O'Malley wanted to build a new, state-of-the-art stadium in Brooklyn. But City Planner Robert Moses and New York politicians refused to grant him the eminent domain authority required to build pursuant to O'Malley's plans. To put pressure on the city, during the 1955 season, O'Malley announced that the team would play seven regular-season games and one exhibition game at Jersey City's Roosevelt Stadium in 1956. Moses and the City considered this an empty threat, and did not believe O'Malley would go through with moving the team from New York City.
After teams began to travel to and from games by air instead of train, it became possible to include locations in the far west. Los Angeles officials attended the 1956 World Series looking to the Washington Senators to move to the West Coast. When O'Malley heard that LA was looking for a club, he sent word to the Los Angeles officials that he was interested in talking. LA offered him what New York would not: a chance to buy land suitable for building a ballpark, and own that ballpark, giving him complete control over all revenue streams. When the news came out, NYC Mayor Robert F. Wagner, Jr. and Moses made an offer to build a ballpark on the World's Fair Grounds in Queens that would be shared by the Giants and Dodgers. However, O'Malley was interested in his park under only his conditions, and the plans for a new stadium in Brooklyn seemed like a pipe dream. O'Malley decided to move the Dodgers to California, convincing Giants owner Horace Stoneham to move to San Francisco instead of Minneapolis to keep the Giants-Dodgers rivalry alive on the West Coast. They were the first MLB teams both west and south of St. Louis.
The Brooklyn Dodgers played their final game at Ebbets Field on September 24, 1957, which the Dodgers won 2–0 over the Pittsburgh Pirates.
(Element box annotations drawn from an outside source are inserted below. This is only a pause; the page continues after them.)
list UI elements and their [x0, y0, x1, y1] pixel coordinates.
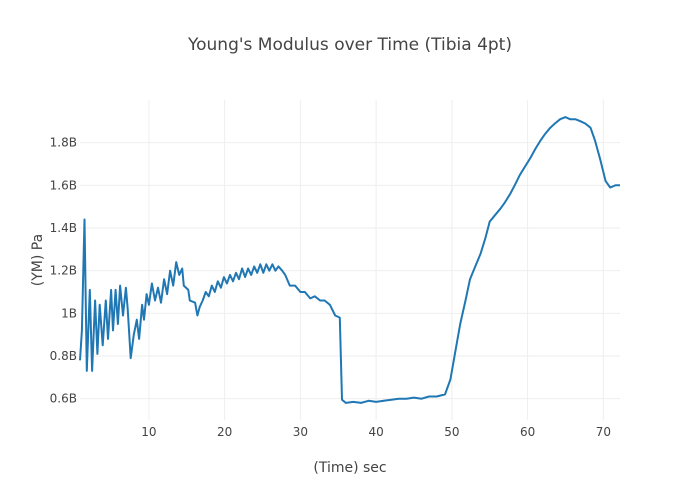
y-tick-label: 1.8B: [50, 136, 77, 150]
x-tick-label: 40: [368, 425, 383, 439]
y-tick-label: 1B: [61, 306, 77, 320]
grid: [80, 100, 620, 420]
series-line: [79, 116, 620, 404]
x-tick-label: 50: [444, 425, 459, 439]
y-tick-label: 1.6B: [50, 178, 77, 192]
x-axis-label: (Time) sec: [313, 460, 386, 476]
chart-title: Young's Modulus over Time (Tibia 4pt): [187, 35, 512, 55]
x-tick-label: 20: [217, 425, 232, 439]
y-tick-label: 0.8B: [50, 349, 77, 363]
x-tick-label: 60: [520, 425, 535, 439]
x-tick-label: 70: [596, 425, 611, 439]
y-tick-label: 1.4B: [50, 221, 77, 235]
y-tick-label: 0.6B: [50, 392, 77, 406]
tick-labels: 10 20 30 40 50 60 70 0.6B 0.8B 1B 1.2B 1.4B 1.6B 1.8B: [50, 136, 611, 439]
x-tick-label: 30: [293, 425, 308, 439]
y-tick-label: 1.2B: [50, 264, 77, 278]
y-axis-label: (YM) Pa: [30, 234, 46, 286]
x-tick-label: 10: [141, 425, 156, 439]
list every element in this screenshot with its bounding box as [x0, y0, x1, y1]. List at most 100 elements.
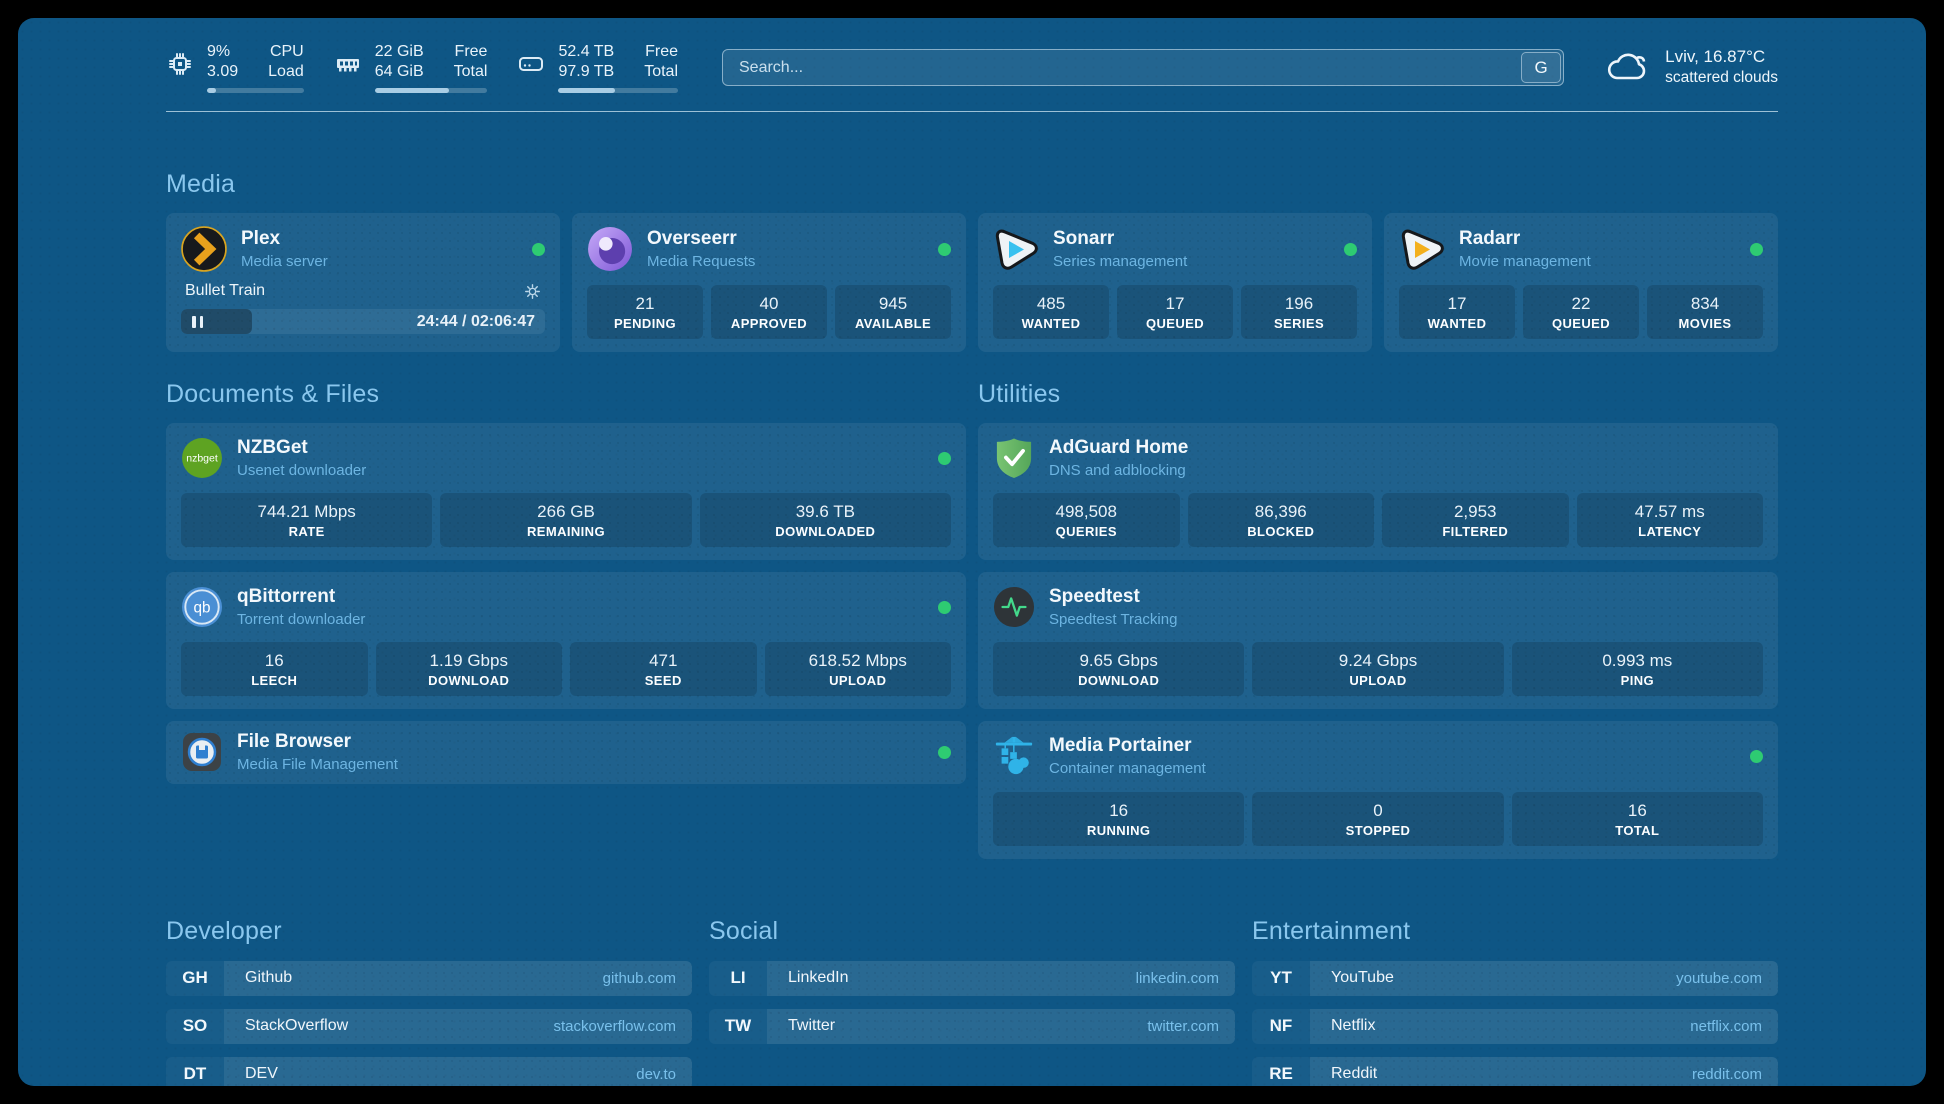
- cpu-progress-bar: [207, 88, 304, 93]
- bookmarks-entertainment: Entertainment YT YouTube youtube.com NF …: [1252, 917, 1778, 1086]
- app-subtitle: DNS and adblocking: [1049, 461, 1186, 479]
- status-dot: [1750, 242, 1763, 256]
- app-title: Overseerr: [647, 227, 737, 249]
- memory-progress-bar: [374, 88, 488, 93]
- bookmark-name: DEV: [245, 1065, 278, 1083]
- bookmark-name: Netflix: [1331, 1017, 1376, 1035]
- stat-queued: 17 QUEUED: [1117, 285, 1233, 339]
- storage-total-value: 97.9 TB: [558, 63, 615, 80]
- storage-stat: 52.4 TB 97.9 TB Free Total: [517, 42, 678, 93]
- search-input[interactable]: [722, 49, 1565, 86]
- app-card-overseerr[interactable]: Overseerr Media Requests 21 PENDING 40 APP…: [572, 213, 966, 352]
- memory-icon: [336, 59, 359, 72]
- bookmark-abbr: SO: [166, 1008, 224, 1044]
- bookmark-domain: netflix.com: [1690, 1017, 1762, 1035]
- app-subtitle: Usenet downloader: [237, 461, 367, 479]
- sonarr-icon: [993, 226, 1039, 272]
- app-card-radarr[interactable]: Radarr Movie management 17 WANTED 22 QUEUE…: [1384, 213, 1778, 352]
- status-dot: [938, 242, 951, 256]
- bookmark-reddit[interactable]: RE Reddit reddit.com: [1252, 1056, 1778, 1086]
- bookmark-name: LinkedIn: [788, 969, 849, 987]
- svg-text:qb: qb: [194, 600, 211, 617]
- bookmark-linkedin[interactable]: LI LinkedIn linkedin.com: [709, 960, 1235, 996]
- app-card-portainer[interactable]: Media Portainer Container management 16 R…: [978, 721, 1778, 859]
- memory-free-label: Free: [454, 43, 488, 60]
- status-dot: [938, 745, 951, 759]
- stat-movies: 834 MOVIES: [1647, 285, 1763, 339]
- bookmark-twitter[interactable]: TW Twitter twitter.com: [709, 1008, 1235, 1044]
- app-title: Sonarr: [1053, 227, 1115, 249]
- stat-stopped: 0 STOPPED: [1252, 791, 1504, 846]
- bookmarks-social: Social LI LinkedIn linkedin.com TW Twitt…: [709, 917, 1235, 1086]
- stat-ping: 0.993 ms PING: [1511, 642, 1763, 697]
- app-title: qBittorrent: [237, 586, 336, 608]
- bookmark-abbr: LI: [709, 960, 767, 996]
- stat-remaining: 266 GB REMAINING: [440, 493, 692, 548]
- bookmark-dev[interactable]: DT DEV dev.to: [166, 1056, 692, 1086]
- weather-location-temp: Lviv, 16.87°C: [1665, 47, 1766, 67]
- media-grid: Plex Media server Bullet Train: [166, 213, 1778, 352]
- bookmark-domain: github.com: [602, 969, 676, 987]
- app-title: NZBGet: [237, 437, 308, 458]
- stat-total: 16 TOTAL: [1511, 791, 1763, 846]
- search-engine-button[interactable]: G: [1521, 52, 1562, 83]
- app-card-speedtest[interactable]: Speedtest Speedtest Tracking 9.65 Gbps DO…: [978, 572, 1778, 710]
- bookmark-abbr: YT: [1252, 960, 1310, 996]
- memory-total-label: Total: [453, 63, 488, 80]
- stat-available: 945 AVAILABLE: [835, 285, 951, 339]
- stat-pending: 21 PENDING: [587, 285, 703, 339]
- app-subtitle: Media Requests: [647, 252, 756, 270]
- status-dot: [1344, 242, 1357, 256]
- app-card-adguard[interactable]: AdGuard Home DNS and adblocking 498,508 Q…: [978, 423, 1778, 561]
- stat-seed: 471 SEED: [570, 642, 757, 697]
- utilities-column: Utilities: [978, 380, 1778, 859]
- radarr-icon: [1399, 226, 1445, 272]
- stat-filtered: 2,953 FILTERED: [1382, 493, 1569, 548]
- bookmark-name: StackOverflow: [245, 1017, 349, 1035]
- app-card-sonarr[interactable]: Sonarr Series management 485 WANTED 17 QUE…: [978, 213, 1372, 352]
- bookmark-name: Twitter: [788, 1017, 836, 1035]
- cpu-load-label: Load: [268, 63, 304, 80]
- storage-icon: [519, 57, 544, 71]
- app-card-plex[interactable]: Plex Media server Bullet Train: [166, 213, 560, 352]
- cpu-usage-label: CPU: [269, 43, 304, 60]
- status-dot: [1750, 749, 1763, 763]
- app-card-qbittorrent[interactable]: qb qBittorrent Torrent downloader 16 LEEC…: [166, 572, 966, 710]
- header-divider: [166, 111, 1778, 112]
- bookmark-stackoverflow[interactable]: SO StackOverflow stackoverflow.com: [166, 1008, 692, 1044]
- section-title-entertainment: Entertainment: [1252, 916, 1411, 945]
- app-card-filebrowser[interactable]: File Browser Media File Management: [166, 721, 966, 784]
- bookmark-abbr: GH: [166, 960, 224, 996]
- bookmark-abbr: TW: [709, 1008, 767, 1044]
- cpu-load-value: 3.09: [207, 63, 239, 80]
- bookmark-youtube[interactable]: YT YouTube youtube.com: [1252, 960, 1778, 996]
- stat-download: 9.65 Gbps DOWNLOAD: [993, 642, 1245, 697]
- app-card-nzbget[interactable]: nzbget NZBGet Usenet downloader 744.21 M…: [166, 423, 966, 561]
- bookmark-netflix[interactable]: NF Netflix netflix.com: [1252, 1008, 1778, 1044]
- playback-progress-bar[interactable]: 24:44 / 02:06:47: [181, 309, 545, 334]
- bookmark-name: Reddit: [1331, 1065, 1378, 1083]
- weather-widget[interactable]: Lviv, 16.87°C scattered clouds: [1606, 46, 1778, 88]
- overseerr-icon: [587, 226, 633, 272]
- stat-leech: 16 LEECH: [181, 642, 368, 697]
- section-title-documents: Documents & Files: [166, 380, 380, 408]
- storage-progress-bar: [558, 88, 678, 93]
- app-subtitle: Movie management: [1459, 252, 1591, 270]
- bookmark-domain: dev.to: [636, 1065, 676, 1083]
- memory-total-value: 64 GiB: [374, 63, 424, 80]
- gear-icon[interactable]: [524, 283, 541, 300]
- bookmark-name: Github: [245, 969, 293, 987]
- section-title-media: Media: [166, 170, 236, 198]
- bookmark-domain: twitter.com: [1147, 1017, 1219, 1035]
- bookmark-github[interactable]: GH Github github.com: [166, 960, 692, 996]
- pause-icon[interactable]: [192, 315, 203, 328]
- stat-queued: 22 QUEUED: [1523, 285, 1639, 339]
- plex-icon: [181, 226, 227, 272]
- plex-now-playing: Bullet Train 24:44 / 02:06:47: [181, 281, 545, 334]
- bookmark-domain: linkedin.com: [1135, 969, 1219, 987]
- documents-column: Documents & Files nzbget NZBGet U: [166, 380, 966, 859]
- bookmark-domain: reddit.com: [1691, 1065, 1762, 1083]
- bookmark-domain: stackoverflow.com: [553, 1017, 676, 1035]
- stat-wanted: 485 WANTED: [993, 285, 1109, 339]
- playback-time: 24:44 / 02:06:47: [416, 312, 535, 330]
For the 1958 season, the Dodgers moved to Los Angeles and kept their nickname, even though pedestrians in Los Angeles were not known for dodging trolleys. The Giants also kept their nickname when they moved to San Francisco for that season as well. These moves left New York with only one baseball team, the American League Yankees, and without a National League team until 1962, when Joan Payson founded the New York Mets. The blue background used by the Dodgers was adopted by the Mets, honoring their New York NL forebears with a blend of Dodgers blue and Giants orange.